If, as most of us would agree, delay is destructive, and further, there are obvious steps to take that would minimize delays, why aren’t we doing something? Many reasons can be given, from bureaucracy to court continuances for trivial reasons, from casework overloads to a concern about giving the birth parents every opportunity to make an effort. Two reasons, however, stand out.

First, many of us remain ignorant about the seriously destructive psychological impact on the child of waiting in limbo. Moreso than for adults, waiting tears at a child’s fabric of life.
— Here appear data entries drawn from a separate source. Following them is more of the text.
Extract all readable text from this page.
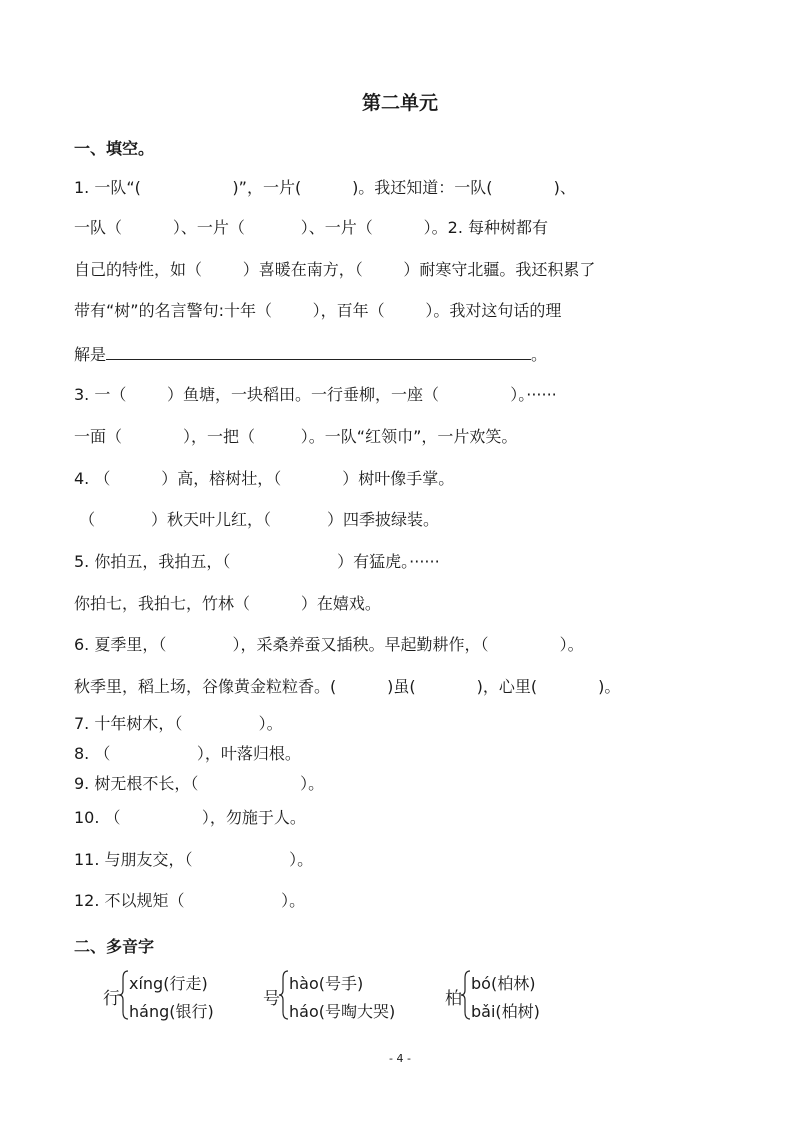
第二单元
一、填空。
1. 一队“(                  )”，一片(          )。我还知道：一队(            )、
一队（          ）、一片（           ）、一片（          ）。2. 每种树都有
自己的特性，如（        ）喜暖在南方，（        ）耐寒守北疆。我还积累了
带有“树”的名言警句:十年（        ），百年（        ）。我对这句话的理
解是	。
3. 一（        ）鱼塘，一块稻田。一行垂柳，一座（              ）。······
一面（            ），一把（         ）。一队“红领巾”，一片欢笑。
4. （          ）高，榕树壮，（            ）树叶像手掌。
（           ）秋天叶儿红，（           ）四季披绿装。
5. 你拍五，我拍五，（                     ）有猛虎。······
你拍七，我拍七，竹林（          ）在嬉戏。
6. 夏季里，（             ），采桑养蚕又插秧。早起勤耕作，（              ）。
秋季里，稻上场，谷像黄金粒粒香。(          )虽(            )，心里(            )。
7. 十年树木，（               ）。
8. （                 ），叶落归根。
9. 树无根不长，（                    ）。
10. （                ），勿施于人。
11. 与朋友交，（                   ）。
12. 不以规矩（                   ）。
二、多音字
行
xíng(行走)
háng(银行)
号
hào(号手)
háo(号啕大哭)
柏
bó(柏林)
bǎi(柏树)
- 4 -
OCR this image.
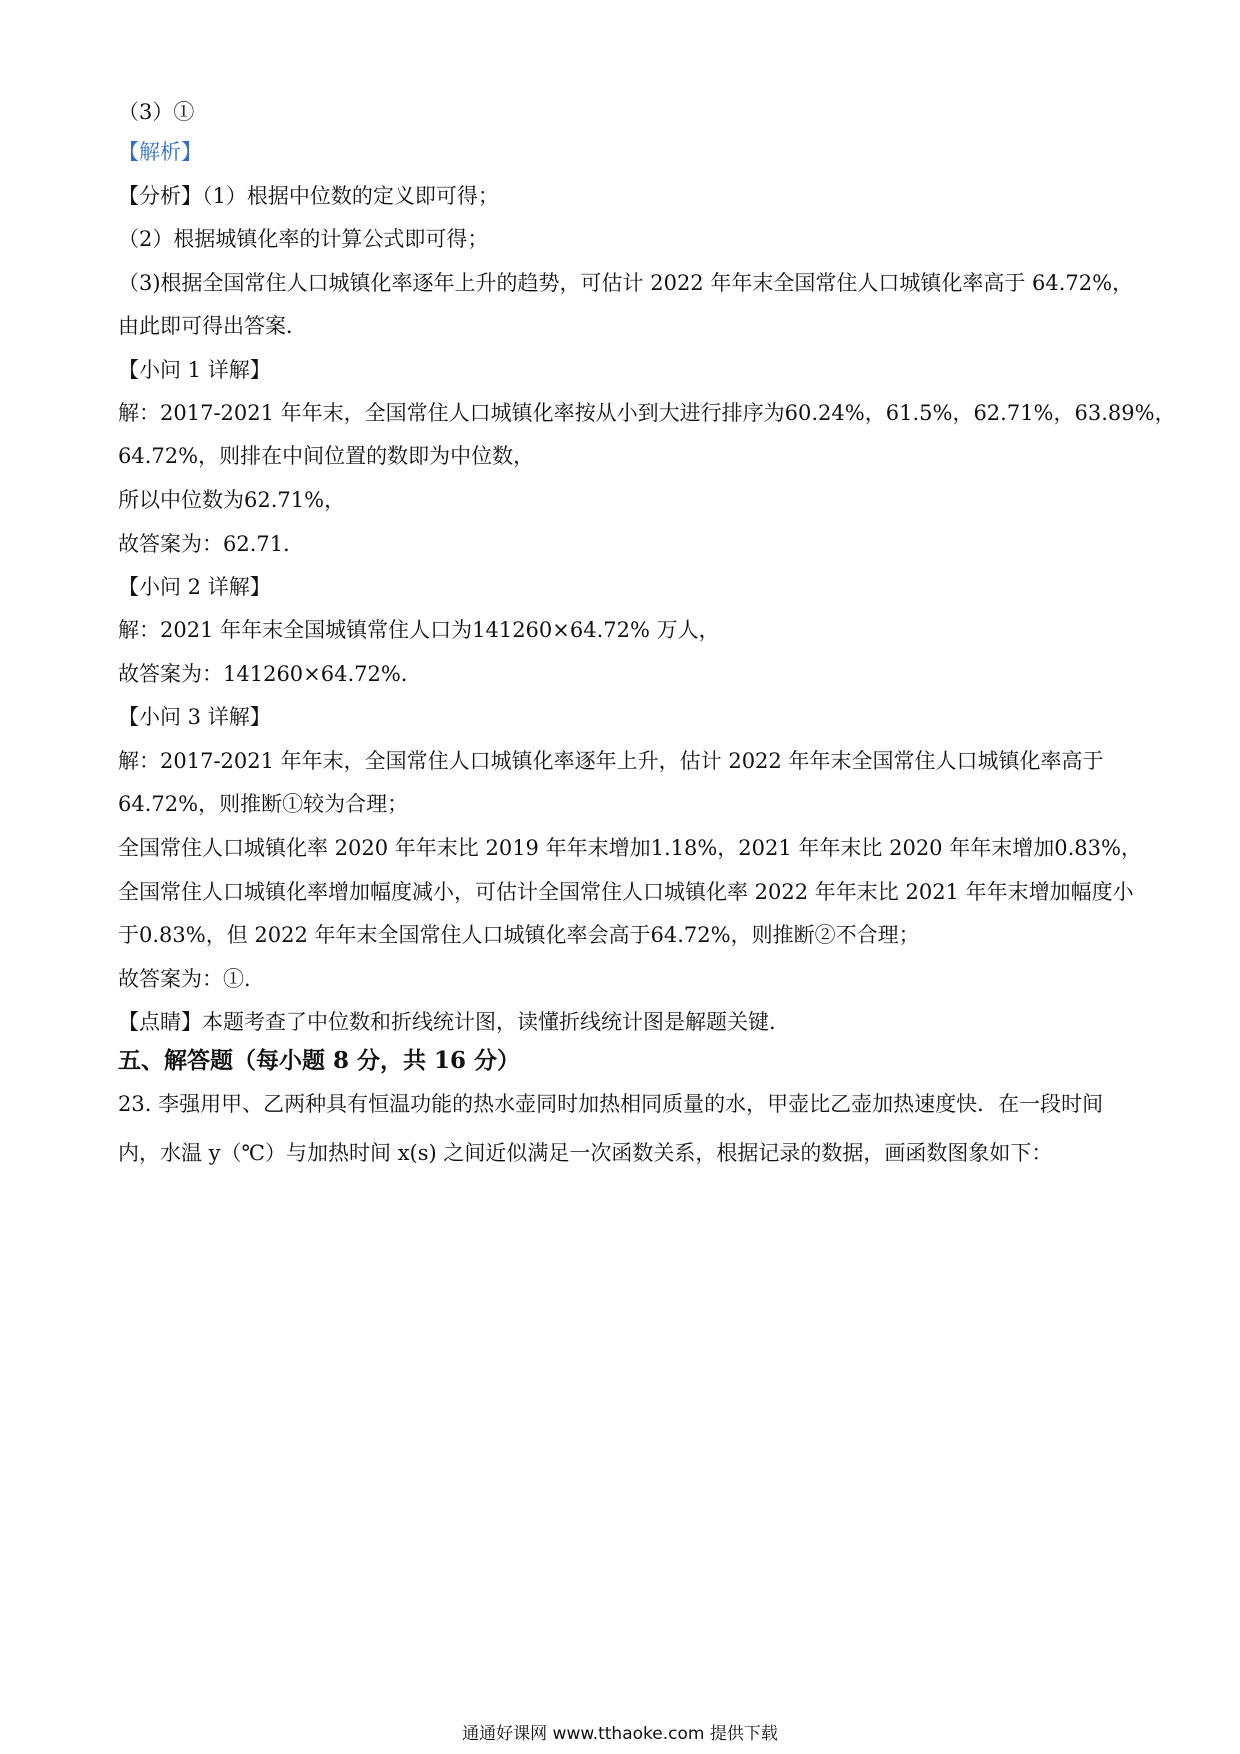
（3）①
【解析】
【分析】（1）根据中位数的定义即可得；
（2）根据城镇化率的计算公式即可得；
（3)根据全国常住人口城镇化率逐年上升的趋势，可估计 2022 年年末全国常住人口城镇化率高于 64.72%，
由此即可得出答案．
【小问 1 详解】
解：2017-2021 年年末，全国常住人口城镇化率按从小到大进行排序为60.24%，61.5%，62.71%，63.89%，
64.72%，则排在中间位置的数即为中位数，
所以中位数为62.71%，
故答案为：62.71．
【小问 2 详解】
解：2021 年年末全国城镇常住人口为141260×64.72% 万人，
故答案为：141260×64.72%．
【小问 3 详解】
解：2017-2021 年年末，全国常住人口城镇化率逐年上升，估计 2022 年年末全国常住人口城镇化率高于
64.72%，则推断①较为合理；
全国常住人口城镇化率 2020 年年末比 2019 年年末增加1.18%，2021 年年末比 2020 年年末增加0.83%，
全国常住人口城镇化率增加幅度减小，可估计全国常住人口城镇化率 2022 年年末比 2021 年年末增加幅度小
于0.83%，但 2022 年年末全国常住人口城镇化率会高于64.72%，则推断②不合理；
故答案为：①．
【点睛】本题考查了中位数和折线统计图，读懂折线统计图是解题关键．
五、解答题（每小题 8 分，共 16 分）
23. 李强用甲、乙两种具有恒温功能的热水壶同时加热相同质量的水，甲壶比乙壶加热速度快．在一段时间
内，水温 y（℃）与加热时间 x(s) 之间近似满足一次函数关系，根据记录的数据，画函数图象如下：
通通好课网 www.tthaoke.com 提供下载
Hopefully, this article has provided some insight into the foster child’s view.

Second, many caseworkers have argued with me that they need time to get the case plan right. Then the judge needs to approve the plan before the birth parents can get started. This is wrong. The best thing for caring birth parents is to give them an immediate opportunity to correct what went wrong.

If a child protection worker took my child, I would beg on the spot for a preliminary plan and I would begin at once to do what was required to get him back. There is no reason for the child welfare system to delay in providing the birth parents with a beginning remedy. The one thing you can be certain of if you wait too long to get it right is that you are already wrong.